Notes on Translation:

  • Verse 897) relish (khantimakubbamāno): Norman calls it ‘preference’ though his notes say that khantimakubbamāno is synonymous with pemaṃ akaronto. Khanti occurs in v.944 in the parallel phrase: “He should not be nostalgic (nābhinandeyya) for the past/ Nor relish (khantiṃ na kubbaye) what is new”. Here khanti correlates with abhinandati.
  • Verse 900) Abstaining from initiating new kamma: in this sentence, virato care has no object. Because the verse is about kamma, I take it to mean “abstaining from initiating new kamma”, because the same concept also occurs at v.953 (virato so viyārambhā). Norman translates virato care as “he would dwell detached”, whereas in vv.943 and 953, where there is an object, he calls virato ‘abstaining’.
  • Verse 900) ‘peaceful, free of grasping’: I take santimanuggahāya to be synonymous with anuggahāya santo of v.839.
  • Verse 902) concocted views about existence: pakappitā. ‘Concoct’ is related in the Octads to a variety of subjects: religious teachings (dhammā) (v.784); views about existence (diṭṭhi bhavābhavesu) (v.786); concepts about what is seen, heard or cognised (v.802); opinions (vinicchayā) (v.838); sophistry (v.886); views (diṭṭhi) (v.910). I have followed the subject suggested in the last line of the previous verse.
  • Verse 903) true: sacca is an adjective; saccaṃ (next verse) a noun, Truth.

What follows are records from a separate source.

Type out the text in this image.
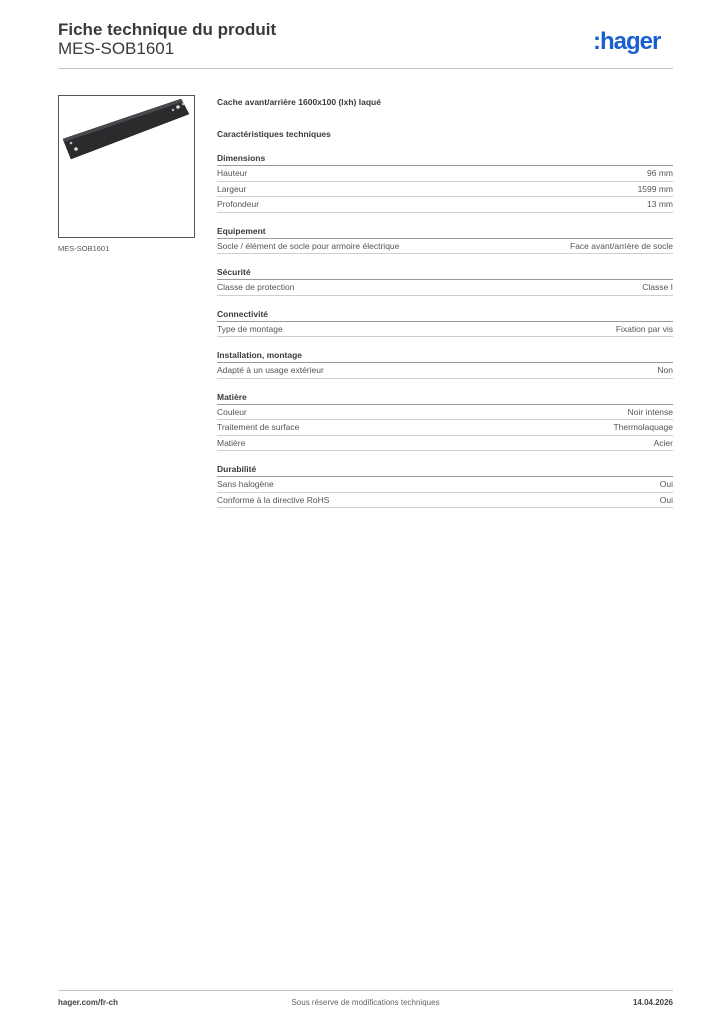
Fiche technique du produit
MES-SOB1601	:hager
MES-SOB1601
Cache avant/arrière 1600x100 (lxh) laqué
Caractéristiques techniques
Dimensions
Hauteur	96 mm
Largeur	1599 mm
Profondeur	13 mm
Equipement
Socle / élément de socle pour armoire électrique	Face avant/arrière de socle
Sécurité
Classe de protection	Classe I
Connectivité
Type de montage	Fixation par vis
Installation, montage
Adapté à un usage extérieur	Non
Matière
Couleur	Noir intense
Traitement de surface	Thermolaquage
Matière	Acier
Durabilité
Sans halogène	Oui
Conforme à la directive RoHS	Oui
hager.com/fr-ch	Sous réserve de modifications techniques	14.04.2026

  • Verse 907) In regards to dogmatic religious teachings, a Brahman has no attachment (na...atthi dhammesu niccheyya samuggahītaṃ - ‘not anything in regards to dogmatic religious teachings’): I take the ‘anything’ to mean attachment (i.e. the Brahman has no attachment) because the phrase dhammesu niccheyya samuggahītaṃ is linked to nivesanā (attachment) at v.801: “no attachment to dogmatic religious teachings”.
  • Verse 908) an auxiliary basis of attachment: for translation of aññena, see translation notes.
  • Verse 911) ‘blindly follow’: I take sāreti (sārī) to be a synonym of purakkharoti.